As fotos da festa de 15 anos enfeitam o mural do quarto da adolescente, decorado com bichos de pelúcia e um imenso coração sobre o travesseiro. Mas o que chama a atenção é a plaquinha “Deus é fiel”, pregada junto à cabeceira da cama de Kelly Rogéria de Lima Santos, de 17 anos. O adorno foi comprado há cinco anos, perto da Santa Casa de Misericórdia, no Bairro Santa Efigênia, Região Centro-Sul de BH, quando a garota começou a lutar contra uma leucemia descoberta ainda aos 12. Depois de três anos de quimioterapia, Kelly integra hoje uma estatística vitoriosa e está, segundo o Instituto Nacional de Câncer (Inca), entre os 70% de crianças e adolescentes acometidos por câncer que alcançaram a cura.
Mas, até se livrar da doença, ela teve que abdicar da vida de uma pré-adolescente rebelde, enfrentar, além da perda dos cabelos, o preconceito e ter a disciplina de quem luta pela vida. “Na época, era muito doidinha, saía com as pessoas erradas. Depois que descobri o câncer, muitos se afastaram de mim. Achavam que a doença pegava”, conta. Os primeiros sintomas foram dores nas pernas e manchas no corpo e, poucos dias depois, ela já teria que abandonar a escola e começar as sessões de quimioterapia na Santa Casa. “Ninguém tinha me contado, mas já sabia que tinha câncer, porque estava num quarto com crianças carecas. Fiquei sem entender, mas o mais importante para mim era a cura.”
Por muito tempo, a rotina de Kelly se dividia entre a casa, no Bairro Grajaú, na Região Oeste de Belo Horizonte, e o hospital. “Antes ia para aula, dançava axé, saía todo fim de semana e, depois, não podia dar nenhum beijinho, porque minha imunidade ficava muito baixa.” Apesar das limitações, a adolescente, que, mesmo sob tratamento, fez questão de comemorar os 15 anos, com direito a valsa e aplique no cabelo, não quer apagar essa história de vida, como ela mesmo define numa carta que escreveu sobre a doença “Tenho amigos do hospital até hoje. Estava ali sempre pensando por mim e pelas outras crianças”, diz, lembrando que a força veio da fé em Deus e da amizade da mãe.

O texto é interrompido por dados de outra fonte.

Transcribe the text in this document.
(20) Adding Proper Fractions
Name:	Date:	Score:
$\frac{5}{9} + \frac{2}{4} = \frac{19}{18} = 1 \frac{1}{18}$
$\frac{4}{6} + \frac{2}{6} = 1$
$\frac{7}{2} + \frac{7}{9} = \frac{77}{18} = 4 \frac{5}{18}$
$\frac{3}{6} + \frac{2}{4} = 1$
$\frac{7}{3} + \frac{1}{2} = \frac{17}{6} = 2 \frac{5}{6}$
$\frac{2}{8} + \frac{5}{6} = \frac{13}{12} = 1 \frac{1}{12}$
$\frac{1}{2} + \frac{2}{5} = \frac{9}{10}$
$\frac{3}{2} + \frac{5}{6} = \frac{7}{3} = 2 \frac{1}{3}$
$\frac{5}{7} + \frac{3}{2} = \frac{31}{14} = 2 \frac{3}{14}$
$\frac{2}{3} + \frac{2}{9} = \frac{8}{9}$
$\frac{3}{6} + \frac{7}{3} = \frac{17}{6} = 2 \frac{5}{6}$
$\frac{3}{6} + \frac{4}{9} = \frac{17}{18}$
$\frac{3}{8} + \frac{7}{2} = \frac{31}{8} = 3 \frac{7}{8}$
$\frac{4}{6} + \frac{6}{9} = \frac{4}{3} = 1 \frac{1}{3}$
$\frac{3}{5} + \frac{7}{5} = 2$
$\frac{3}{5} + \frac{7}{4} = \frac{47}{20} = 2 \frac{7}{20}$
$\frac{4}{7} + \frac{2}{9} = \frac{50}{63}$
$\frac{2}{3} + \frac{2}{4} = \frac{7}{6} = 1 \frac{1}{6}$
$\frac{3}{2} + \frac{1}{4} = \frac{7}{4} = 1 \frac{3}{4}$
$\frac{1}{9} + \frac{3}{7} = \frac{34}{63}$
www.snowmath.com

“Tive que parar de trabalhar, pois a Kelly precisava de mim naquele momento. Chegava a dormir no chão para cuidar dela. Hoje, peço que as mães tenham fé em Deus e força, porque tudo tem a sua hora”, diz Adriana Luiz de Lima, de 39. No período da doença, a família, formada ainda pelo pai e o irmão de Kelly, teve que contar com a ajuda de doações. Um passado desafiante que, com a cura, foi renovado por um futuro cheio de planos, alguns deles já realizados. “Consegui a vitória contra o câncer, que era o meu maior sonho”, revela.
De volta ao colégio este ano e matriculada num curso profissionalizante, Kelly já arranjou namorado, carrega no dedo uma aliança de compromisso, presente do Dia dos Namorados, e fez, há dois meses, um piercing no nariz, impensável para quem estava sob cuidados intensos. Também quer virar recepcionista ou veterinária, comprar uma casa, viajar muito e, principalmente “ser feliz, apesar de tudo na vida”. Afinal, “tem gente que não para de reclamar, mas não sabe o que algumas pessoas estão passando.”